In face of unrelenting Consent Decree violations, Monitor's latest report still leaves Westchester largely off the hook
One thing that the Government appears not to have asked the Monitor to recognize is something that is actually clear to all: that Westchester is part of a larger, regional housing market that includes New York City. This failure is especially egregious because the Consent Decree recognizes this fact and insists that affirmative marketing be done outside of Westchester County in, among other places, New York City. Consent Decree, ¶ 33(e).
The Government did correctly point out that impediments to fair housing choice could exist even when all the factors to make out a perpetuation of segregation cause of action may not be present. This observation is important for the Monitor to heed, especially since paragraph (7)(j) of the Decree requires only hindering of units, inaction in relation to promote units, or the existence of one or more barriers to fair housing choice in order for the County’s requirement to act against a municipality to be triggered.
Were a revised report prepared to look squarely at exclusion or disparate impact or both, the number of municipalities found to have barriers that perpetuate segregation will more than triple.
III. The Monitor is still failing to appreciate what Berenson demands and understating the number of municipalities with zoning barriers to fair housing choice
As documented in Cheating On Every Level (pp.23-27), the Monitor artificially (and substantially) suppressed the number of jurisdictions found to be in violation of Berenson. In addition to the six he did find in violation, there were 17 others that did not, according to the Monitor’s own analysis, have a properly balanced and well-ordered plan for the community; there were 11 others that failed to have zoning that could not rebut a finding of failure to meet thier share of regional affordable housing need “because the zoning ordinance, though it may have provisions addressing affordable housing opportunities, is too narrow in scope to provide genuine opportunities sufficient to meet local and regional need.” Cheating On Every Level, 23-26. That is what is called a whitewash.
Now, the Monitor has removed Ossining and Pound Ridge from the list of Berenson-violating jurisdictions because each jurisdiction has, he says, improved its zoning.
Improvement is not the test. For Berenson purposes, for example, one of the tests remains whether a zoning ordinance is too narrow in scope to provide genuine opportunities sufficient to meet local and regional need. A zoning ordinance that goes from being spectacularly narrow to very narrow is still too narrow to provide sufficient genuine opportunities. For Consent Decree purposes, Westchester is required to act whenever zoning continues to operate as a barrier to fair housing choice (or where zoning hinders, or fails to promote, construction of units). A zoning ordinance that goes from having the most extensive barriers conceivable to having very substantial barriers still has barriers that require action.

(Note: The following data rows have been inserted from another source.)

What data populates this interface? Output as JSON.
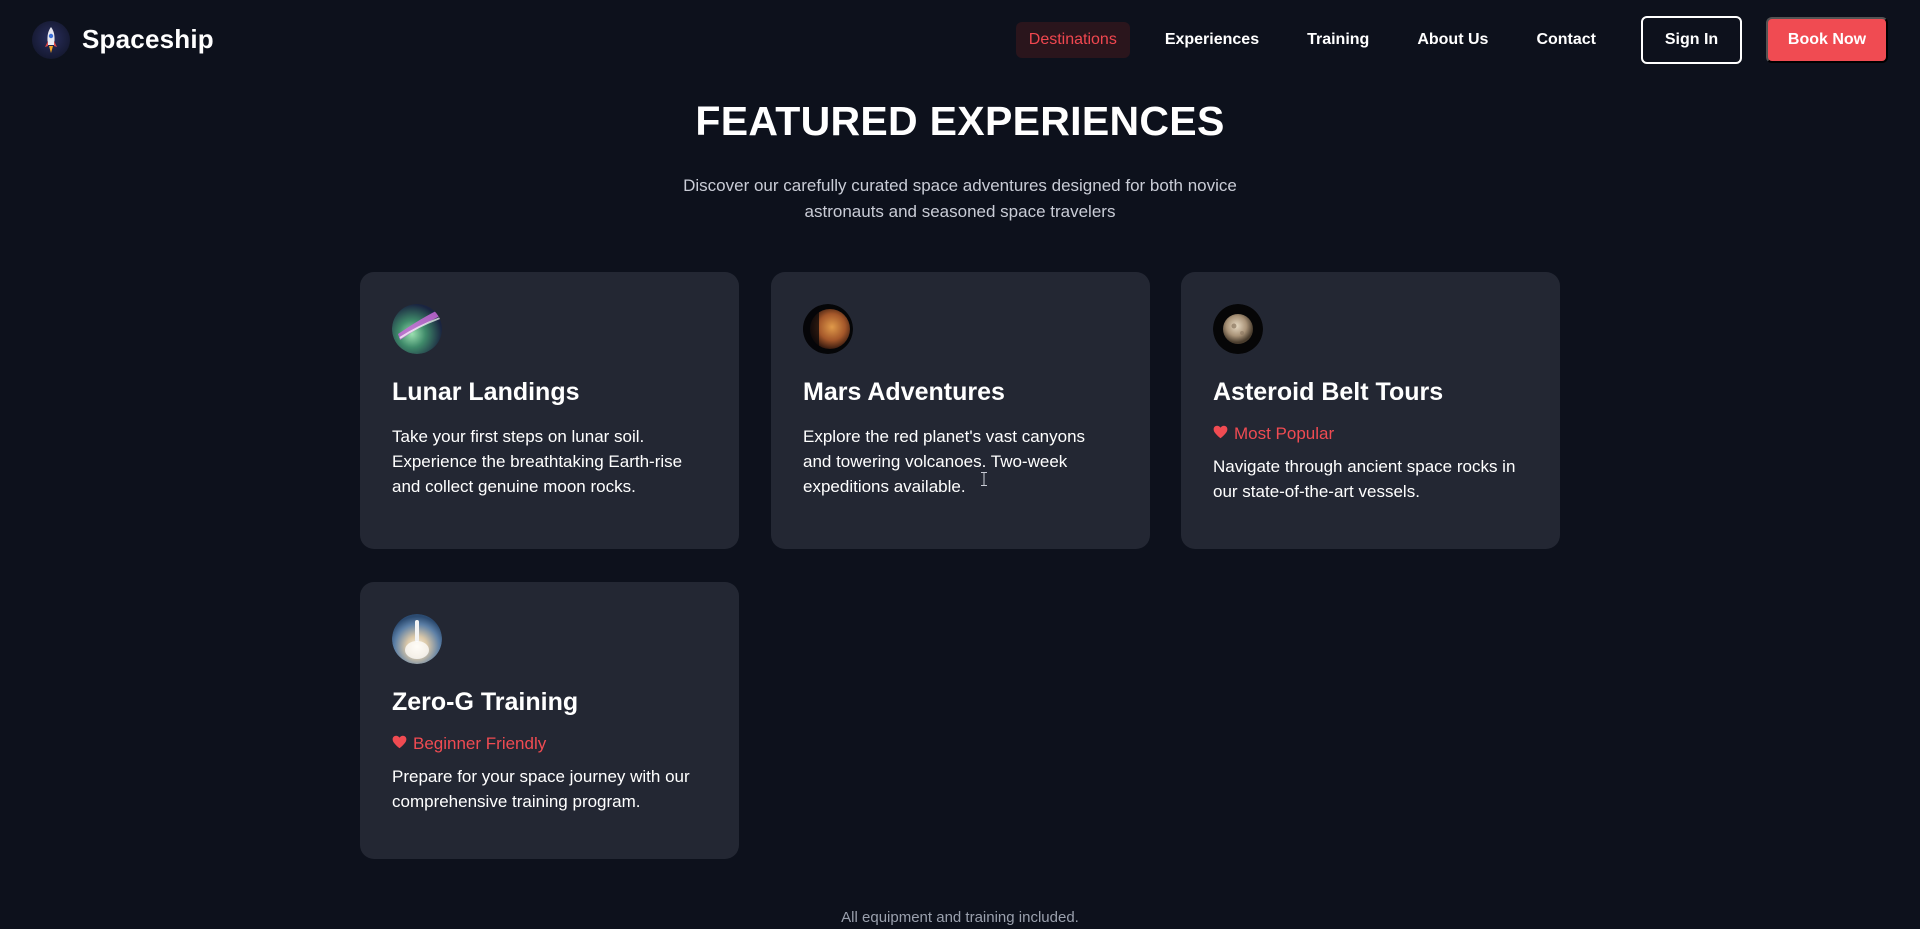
{
  "brand": {
    "name": "Spaceship",
    "logo_icon": "rocket-icon"
  },
  "nav": {
    "links": [
      {
        "label": "Destinations",
        "active": true
      },
      {
        "label": "Experiences",
        "active": false
      },
      {
        "label": "Training",
        "active": false
      },
      {
        "label": "About Us",
        "active": false
      },
      {
        "label": "Contact",
        "active": false
      }
    ],
    "sign_in": "Sign In",
    "book_now": "Book Now"
  },
  "hero": {
    "title": "FEATURED EXPERIENCES",
    "subtitle": "Discover our carefully curated space adventures designed for both novice astronauts and seasoned space travelers"
  },
  "cards": [
    {
      "title": "Lunar Landings",
      "badge": "",
      "description": "Take your first steps on lunar soil. Experience the breathtaking Earth-rise and collect genuine moon rocks.",
      "icon": "aurora-planet-icon"
    },
    {
      "title": "Mars Adventures",
      "badge": "",
      "description": "Explore the red planet's vast canyons and towering volcanoes. Two-week expeditions available.",
      "icon": "mars-icon"
    },
    {
      "title": "Asteroid Belt Tours",
      "badge": "Most Popular",
      "description": "Navigate through ancient space rocks in our state-of-the-art vessels.",
      "icon": "asteroid-icon"
    },
    {
      "title": "Zero-G Training",
      "badge": "Beginner Friendly",
      "description": "Prepare for your space journey with our comprehensive training program.",
      "icon": "rocket-launch-icon"
    }
  ],
  "footer": {
    "note": "All equipment and training included."
  },
  "colors": {
    "background": "#0d111c",
    "card": "#232733",
    "accent": "#f04b52"
  }
}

Ossining, for example, did nothing to allow multi-family housing in single-family zones. Pound Ridge, for example, still requires enormous lots for the construction of multi-family housing and very little land is available for such construction. Oh, and the number of units in a multiple-family dwelling is capped at four. Oh, and the multi-family district is only a district that replaces an existing senior district, one that extends in a quarter-mile radius from the intersection of the Town’s two main thoroughfares. Single-family Pound Ridge — the overwhelming bulk of the Town, remains protected from affordable housing with desegregation potential.
(The infamous “model ordinance” is here, as elsewhere, of little help because it’s paltry 10 percent inclusionary requirement doesn’t kick in where municipalities resist construction altogether.)

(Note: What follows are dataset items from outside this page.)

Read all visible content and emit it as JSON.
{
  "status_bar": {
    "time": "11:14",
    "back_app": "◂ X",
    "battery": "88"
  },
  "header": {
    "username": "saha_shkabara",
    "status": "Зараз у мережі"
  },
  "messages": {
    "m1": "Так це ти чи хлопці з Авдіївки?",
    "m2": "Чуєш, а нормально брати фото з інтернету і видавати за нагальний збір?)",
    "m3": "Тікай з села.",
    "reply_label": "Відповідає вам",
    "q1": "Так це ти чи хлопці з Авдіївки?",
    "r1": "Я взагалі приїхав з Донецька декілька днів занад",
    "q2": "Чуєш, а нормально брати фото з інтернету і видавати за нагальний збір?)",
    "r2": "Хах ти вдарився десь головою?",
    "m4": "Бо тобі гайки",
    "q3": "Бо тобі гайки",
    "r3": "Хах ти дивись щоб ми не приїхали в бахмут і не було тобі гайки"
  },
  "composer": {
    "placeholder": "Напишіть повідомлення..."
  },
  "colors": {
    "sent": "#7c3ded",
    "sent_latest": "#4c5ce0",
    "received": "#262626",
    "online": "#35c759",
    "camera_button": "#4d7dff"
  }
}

Let’s be clear: the deal that the Monitor is offering to towns and villages (without objection from the Government) is a simple one: make only the most modest changes (often focused on non-residential areas) and we’ll let the single-family zones where the overwhelming number of your residents live continue to be left alone in their hyper-segregated state. (It’s for this reason that the Monitor and the Government have to be shaking their heads saying, “Why can’t Westchester accept our repudiation of the Consent Decree and declare victory?”)
IV. Continued cheating in counting units
The Monitor, to his credit, is skeptical about counting the Chappaqua Station units that are the subject of litigation, continued municipal resistance, and only contingent County funding.

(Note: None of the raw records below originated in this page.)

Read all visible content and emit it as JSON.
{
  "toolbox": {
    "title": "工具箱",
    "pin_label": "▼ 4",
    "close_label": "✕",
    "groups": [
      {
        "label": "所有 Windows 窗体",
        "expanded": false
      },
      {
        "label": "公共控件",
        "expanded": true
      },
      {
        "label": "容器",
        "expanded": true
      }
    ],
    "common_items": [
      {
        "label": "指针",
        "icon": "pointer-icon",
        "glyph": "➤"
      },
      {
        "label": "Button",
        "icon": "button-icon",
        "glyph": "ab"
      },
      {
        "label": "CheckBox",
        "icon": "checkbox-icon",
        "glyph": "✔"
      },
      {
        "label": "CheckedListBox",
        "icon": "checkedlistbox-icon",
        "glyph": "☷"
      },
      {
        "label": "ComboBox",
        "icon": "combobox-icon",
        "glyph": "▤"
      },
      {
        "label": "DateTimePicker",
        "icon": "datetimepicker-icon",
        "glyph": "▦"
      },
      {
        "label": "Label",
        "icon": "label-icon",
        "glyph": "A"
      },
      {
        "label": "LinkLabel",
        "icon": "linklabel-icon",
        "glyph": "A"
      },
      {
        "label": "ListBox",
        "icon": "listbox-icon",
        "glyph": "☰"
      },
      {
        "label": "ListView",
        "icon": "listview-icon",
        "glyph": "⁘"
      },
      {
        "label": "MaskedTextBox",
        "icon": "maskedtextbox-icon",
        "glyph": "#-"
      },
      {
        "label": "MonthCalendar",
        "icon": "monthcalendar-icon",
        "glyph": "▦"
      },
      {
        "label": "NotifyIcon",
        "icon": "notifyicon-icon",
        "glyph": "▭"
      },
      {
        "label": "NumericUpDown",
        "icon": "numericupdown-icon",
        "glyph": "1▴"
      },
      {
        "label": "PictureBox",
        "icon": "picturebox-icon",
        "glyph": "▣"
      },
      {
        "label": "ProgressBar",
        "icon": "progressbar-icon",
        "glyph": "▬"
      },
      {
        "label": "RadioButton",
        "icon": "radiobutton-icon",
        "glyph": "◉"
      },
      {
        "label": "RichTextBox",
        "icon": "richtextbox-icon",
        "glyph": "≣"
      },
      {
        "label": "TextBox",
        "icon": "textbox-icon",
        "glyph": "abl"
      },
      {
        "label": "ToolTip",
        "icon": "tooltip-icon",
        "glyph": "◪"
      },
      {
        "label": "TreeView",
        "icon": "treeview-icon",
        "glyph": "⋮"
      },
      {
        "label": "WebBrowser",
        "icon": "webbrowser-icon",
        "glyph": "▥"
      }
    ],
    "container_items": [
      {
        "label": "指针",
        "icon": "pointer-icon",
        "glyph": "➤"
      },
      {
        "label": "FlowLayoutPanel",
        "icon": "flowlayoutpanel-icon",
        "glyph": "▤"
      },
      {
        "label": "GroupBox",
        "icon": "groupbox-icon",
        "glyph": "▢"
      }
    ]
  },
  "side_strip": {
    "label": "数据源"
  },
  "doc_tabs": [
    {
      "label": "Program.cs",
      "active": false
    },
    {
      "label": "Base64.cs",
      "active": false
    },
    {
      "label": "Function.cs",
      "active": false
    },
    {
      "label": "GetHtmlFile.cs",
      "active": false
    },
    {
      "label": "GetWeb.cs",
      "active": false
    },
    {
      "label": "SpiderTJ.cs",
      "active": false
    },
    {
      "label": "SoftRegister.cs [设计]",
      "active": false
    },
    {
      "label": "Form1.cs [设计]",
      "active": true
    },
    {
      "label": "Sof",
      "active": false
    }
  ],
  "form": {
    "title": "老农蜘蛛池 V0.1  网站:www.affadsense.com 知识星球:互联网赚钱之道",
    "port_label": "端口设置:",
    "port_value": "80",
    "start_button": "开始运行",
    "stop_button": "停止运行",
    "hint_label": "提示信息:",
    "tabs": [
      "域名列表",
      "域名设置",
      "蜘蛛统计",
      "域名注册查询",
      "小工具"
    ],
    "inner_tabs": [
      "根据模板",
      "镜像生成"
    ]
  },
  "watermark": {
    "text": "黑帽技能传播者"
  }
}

But this one battleground should not obscure the fact that the Monitor, as documented in Cheating On Every Level (pp. 8-12), has allowed hundreds of units to be counted that shouldn’t be counted under the terms of the Decree.
This report provides examples of one flavor of already-documented cheating as well as examples of a new form of cheating.
Abusing his discretion, the Monitor continues to ignore 2010 Census data in determining what demographic category into which each municipality properly falls. See Consent Decree, ¶ 15(a)(iii). (The Government has been able to demand that 2010 data be included, Consent Decree, ¶¶ 15(c), (f), but has not done so.